Son esprit ne peut comprendre 
il n'a pas d'autre choix que de se laisser immerger.

"Ce que « Dieu a préparé pour ceux qui l'aiment » 
c'est l'entrée même par la grâce dans l'inscrutable Mystère "

dit le Père Le Saux

 
Pénétrant  d'abîme en abîme dans la contemplation du Mystère 
Mystère de la création
Mystère de l'histoire et de l'évolution
Mystère de la vocation personnelle 
 l'expérience mystique  même si elle est chrétienne pénètre toujours plus profondément dans l'insondable Mystère divin.
 
Plus l'âme y pénètre,
 plus merveilleux et inscrutable encore lui apparaît le Mystère essentiel dont tout cela est le signe et la manifestation.

 Plus elle sait, 
et plus elle sait qu'elle ne sait pas.

Ainsi tout comme il ne se passe pas un jour sans que  les physiciens découvrent des particules encore plus minuscules que les plus infiniment petites,
 ou que les astrophysiciens repèrent ou observent des mondes encore plus éloignés que les infiniment lointains.
Il en va de même de celui qui contemple Dieu dans le Mystère de sa manifestation. 

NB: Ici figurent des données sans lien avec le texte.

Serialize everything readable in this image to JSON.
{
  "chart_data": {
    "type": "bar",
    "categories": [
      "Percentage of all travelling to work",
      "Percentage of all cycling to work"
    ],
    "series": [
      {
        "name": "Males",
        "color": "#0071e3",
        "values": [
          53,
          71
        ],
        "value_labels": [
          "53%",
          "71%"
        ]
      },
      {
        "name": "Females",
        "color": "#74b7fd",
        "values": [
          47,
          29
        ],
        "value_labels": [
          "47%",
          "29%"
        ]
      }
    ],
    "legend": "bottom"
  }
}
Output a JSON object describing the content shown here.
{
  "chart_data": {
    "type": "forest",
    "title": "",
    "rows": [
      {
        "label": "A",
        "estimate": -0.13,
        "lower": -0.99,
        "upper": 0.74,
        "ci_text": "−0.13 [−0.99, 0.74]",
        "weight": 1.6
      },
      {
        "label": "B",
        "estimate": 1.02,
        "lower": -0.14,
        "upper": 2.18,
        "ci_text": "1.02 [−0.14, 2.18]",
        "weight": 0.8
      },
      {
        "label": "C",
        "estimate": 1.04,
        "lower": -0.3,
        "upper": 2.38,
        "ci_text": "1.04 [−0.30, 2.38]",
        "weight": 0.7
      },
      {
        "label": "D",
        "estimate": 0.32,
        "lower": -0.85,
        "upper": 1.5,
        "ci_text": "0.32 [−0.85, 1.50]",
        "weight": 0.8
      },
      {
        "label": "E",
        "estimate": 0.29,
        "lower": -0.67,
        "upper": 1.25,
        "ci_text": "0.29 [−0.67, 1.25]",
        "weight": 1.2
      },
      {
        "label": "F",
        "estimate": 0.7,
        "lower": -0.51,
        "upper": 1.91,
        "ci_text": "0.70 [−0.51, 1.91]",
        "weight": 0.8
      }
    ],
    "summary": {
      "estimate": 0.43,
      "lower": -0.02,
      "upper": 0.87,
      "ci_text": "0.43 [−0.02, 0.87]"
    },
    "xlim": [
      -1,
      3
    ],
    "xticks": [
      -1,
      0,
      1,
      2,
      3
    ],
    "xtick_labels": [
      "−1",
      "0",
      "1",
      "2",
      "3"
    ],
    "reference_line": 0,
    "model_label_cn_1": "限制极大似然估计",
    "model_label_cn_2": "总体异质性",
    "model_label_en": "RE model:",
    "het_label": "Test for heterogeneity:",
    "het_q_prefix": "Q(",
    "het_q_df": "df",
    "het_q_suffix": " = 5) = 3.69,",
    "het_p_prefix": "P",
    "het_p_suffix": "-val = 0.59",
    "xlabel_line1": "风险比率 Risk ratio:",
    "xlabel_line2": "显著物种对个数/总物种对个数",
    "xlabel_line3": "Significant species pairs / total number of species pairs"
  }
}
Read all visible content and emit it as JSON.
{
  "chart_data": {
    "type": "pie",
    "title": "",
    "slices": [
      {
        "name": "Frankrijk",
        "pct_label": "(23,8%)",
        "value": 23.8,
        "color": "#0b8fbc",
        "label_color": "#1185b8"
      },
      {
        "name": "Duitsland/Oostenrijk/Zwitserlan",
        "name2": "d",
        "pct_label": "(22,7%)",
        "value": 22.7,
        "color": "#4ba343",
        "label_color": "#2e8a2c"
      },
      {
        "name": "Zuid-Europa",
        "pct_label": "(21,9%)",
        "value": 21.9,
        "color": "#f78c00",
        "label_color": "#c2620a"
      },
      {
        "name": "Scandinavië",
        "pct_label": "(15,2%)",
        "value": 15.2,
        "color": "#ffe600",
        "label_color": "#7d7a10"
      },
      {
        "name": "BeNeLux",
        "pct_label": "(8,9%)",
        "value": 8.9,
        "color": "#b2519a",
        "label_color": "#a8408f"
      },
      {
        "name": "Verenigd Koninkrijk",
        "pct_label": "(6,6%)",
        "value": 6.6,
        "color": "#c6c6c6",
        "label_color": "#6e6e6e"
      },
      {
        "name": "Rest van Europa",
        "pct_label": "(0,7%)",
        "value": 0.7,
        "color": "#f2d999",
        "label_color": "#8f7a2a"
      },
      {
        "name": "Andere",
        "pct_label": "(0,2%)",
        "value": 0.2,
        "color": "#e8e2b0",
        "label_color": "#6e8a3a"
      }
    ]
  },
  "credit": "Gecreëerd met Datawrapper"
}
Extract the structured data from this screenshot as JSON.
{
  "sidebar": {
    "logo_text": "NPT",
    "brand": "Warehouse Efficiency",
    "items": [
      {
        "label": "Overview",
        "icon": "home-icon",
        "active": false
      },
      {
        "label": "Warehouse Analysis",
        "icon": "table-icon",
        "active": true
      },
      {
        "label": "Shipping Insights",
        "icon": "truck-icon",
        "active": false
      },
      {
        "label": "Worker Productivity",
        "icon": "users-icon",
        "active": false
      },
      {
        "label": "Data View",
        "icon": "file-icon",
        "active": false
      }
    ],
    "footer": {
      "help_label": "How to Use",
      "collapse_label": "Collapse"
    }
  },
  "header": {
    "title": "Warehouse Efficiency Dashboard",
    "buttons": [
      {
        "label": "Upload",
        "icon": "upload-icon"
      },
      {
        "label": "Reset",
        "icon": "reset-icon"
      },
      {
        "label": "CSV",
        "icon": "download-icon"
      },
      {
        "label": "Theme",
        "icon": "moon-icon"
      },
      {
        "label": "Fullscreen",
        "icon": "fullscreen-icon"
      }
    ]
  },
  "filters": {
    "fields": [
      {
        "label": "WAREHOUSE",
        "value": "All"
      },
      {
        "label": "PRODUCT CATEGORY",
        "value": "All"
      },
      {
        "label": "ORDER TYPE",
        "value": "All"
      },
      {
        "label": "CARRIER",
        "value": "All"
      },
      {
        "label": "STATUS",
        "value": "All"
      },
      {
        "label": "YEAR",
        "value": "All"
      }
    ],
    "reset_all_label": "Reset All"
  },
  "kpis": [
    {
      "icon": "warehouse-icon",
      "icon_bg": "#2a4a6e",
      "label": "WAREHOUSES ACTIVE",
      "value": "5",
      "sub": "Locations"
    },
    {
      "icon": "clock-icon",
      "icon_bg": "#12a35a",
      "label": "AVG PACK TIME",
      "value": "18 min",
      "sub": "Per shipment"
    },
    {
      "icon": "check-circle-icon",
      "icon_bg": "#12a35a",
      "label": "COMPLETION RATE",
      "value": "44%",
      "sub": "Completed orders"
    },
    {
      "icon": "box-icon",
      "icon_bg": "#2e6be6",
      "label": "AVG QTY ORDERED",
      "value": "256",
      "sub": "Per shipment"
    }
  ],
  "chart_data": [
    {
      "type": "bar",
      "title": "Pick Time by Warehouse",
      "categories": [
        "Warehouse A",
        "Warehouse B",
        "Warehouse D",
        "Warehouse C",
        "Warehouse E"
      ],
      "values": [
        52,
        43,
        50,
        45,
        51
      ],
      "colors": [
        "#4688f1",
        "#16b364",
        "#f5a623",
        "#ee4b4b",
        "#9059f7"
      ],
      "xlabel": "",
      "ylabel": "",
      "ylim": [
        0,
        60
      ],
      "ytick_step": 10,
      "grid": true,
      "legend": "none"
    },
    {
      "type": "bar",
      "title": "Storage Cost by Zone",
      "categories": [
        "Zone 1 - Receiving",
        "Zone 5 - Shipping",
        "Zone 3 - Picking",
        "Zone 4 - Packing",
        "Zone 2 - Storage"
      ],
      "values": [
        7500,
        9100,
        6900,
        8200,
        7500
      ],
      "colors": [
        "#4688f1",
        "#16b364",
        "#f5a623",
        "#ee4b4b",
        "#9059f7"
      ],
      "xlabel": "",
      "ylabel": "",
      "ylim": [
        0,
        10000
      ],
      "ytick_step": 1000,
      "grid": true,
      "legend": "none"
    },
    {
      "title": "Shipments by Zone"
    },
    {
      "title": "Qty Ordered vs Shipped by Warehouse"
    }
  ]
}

Car quand on s'approche de Lui
 et que l'on croit l'étreindre dans l'intimité la plus essentielle,
 on se rend bien vite compte que l'intimité à laquelle on est appelé est toujours
hors de sa portée,
 infiniment au-delà...
 infiniment plus au-dedans...

 En la proximité même de Dieu,
 en sa propre présence à Soi, 
on découvre un monde de transcendance toujours plus abyssale.

C'est alors...
C'est alors que ne comprenant plus rien de rien,
 ni de Dieu, 
ni de soi-même,
 ni du monde extérieur,
 l'on accède à la seule Réelle Connaissance. 

On peut mesurer alors combien la hauteur,
 la largeur,
 la longueur
 et la profondeur' de l'Amour de Dieu dépassent toute connaissance. 

et tout comme le Christ on est admis à pénétrer jusqu'au sein du Mystère ultime...
 et on y trouve en même temps
la plénitude et la vérité de son être personnel.